KnigaRead.com/

Ханиф Курейши - Будда из пригорода

На нашем сайте KnigaRead.com Вы можете абсолютно бесплатно читать книгу онлайн Ханиф Курейши, "Будда из пригорода" бесплатно, без регистрации.
Перейти на страницу:

- Ах вы безобразники!

- А что такого-то, Ева? - спросил Чарли.

- Травку покуриваете, вот что!

Ева сказала, что нас пора везти домой. Мы все стали спускаться. Папа, возглавлявший процессию, наступил на мои часы у подножия лестницы, раздавил их всмятку и порезал ногу.

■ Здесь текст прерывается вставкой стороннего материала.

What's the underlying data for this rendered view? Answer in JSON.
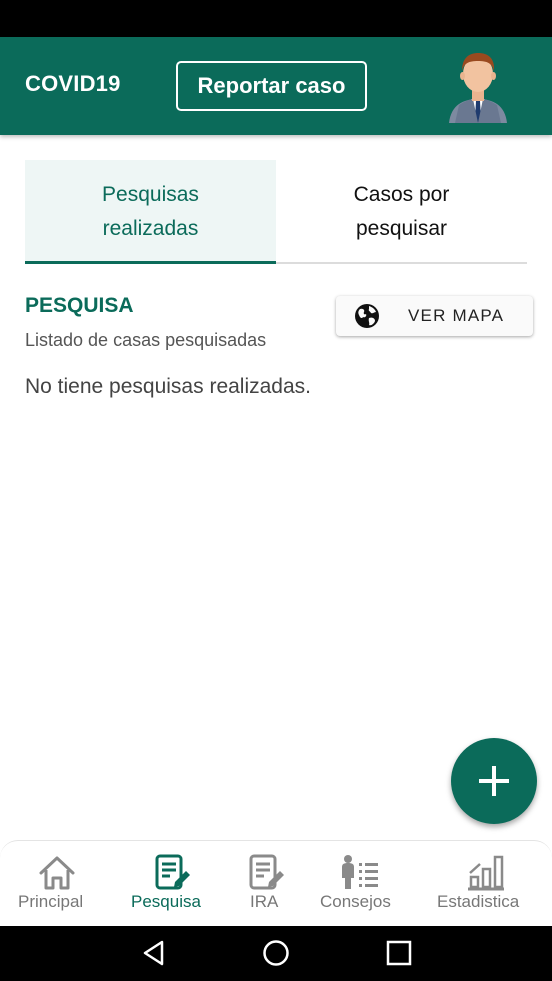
{
  "app_bar": {
    "title": "COVID19",
    "report_button": "Reportar caso",
    "avatar_icon": "user-avatar-icon",
    "color": "#0b6b5a"
  },
  "tabs": [
    {
      "label_line1": "Pesquisas",
      "label_line2": "realizadas",
      "active": true
    },
    {
      "label_line1": "Casos por",
      "label_line2": "pesquisar",
      "active": false
    }
  ],
  "section": {
    "title": "PESQUISA",
    "subtitle": "Listado de casas pesquisadas",
    "map_button": "VER MAPA",
    "map_icon": "globe-icon",
    "empty_message": "No tiene pesquisas realizadas."
  },
  "fab": {
    "icon": "plus-icon"
  },
  "bottom_nav": [
    {
      "label": "Principal",
      "icon": "home-icon",
      "active": false
    },
    {
      "label": "Pesquisa",
      "icon": "survey-edit-icon",
      "active": true
    },
    {
      "label": "IRA",
      "icon": "document-edit-icon",
      "active": false
    },
    {
      "label": "Consejos",
      "icon": "advice-list-icon",
      "active": false
    },
    {
      "label": "Estadistica",
      "icon": "bar-chart-icon",
      "active": false
    }
  ],
  "system_nav": {
    "back": "back-icon",
    "home": "home-circle-icon",
    "recents": "recents-icon"
  }
}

Около дома мы вылезли из машины, я сказал Еве "спокойной ночи" и пошел вперед. С крыльца я видел, как Ева пыталась поцеловать папу, в то время как он пытался пожать ей руку.

Дом стоял темный и холодный, когда мы вошли, совершенно обессиленные. Папа должен был встать в половине седьмого, а у меня в семь начнется контрольная. В прихожей папа замахнулся, чтобы влепить мне пощечину. Он был пьянее, чем мне казалось, и я в два счета скрутил мерзавца.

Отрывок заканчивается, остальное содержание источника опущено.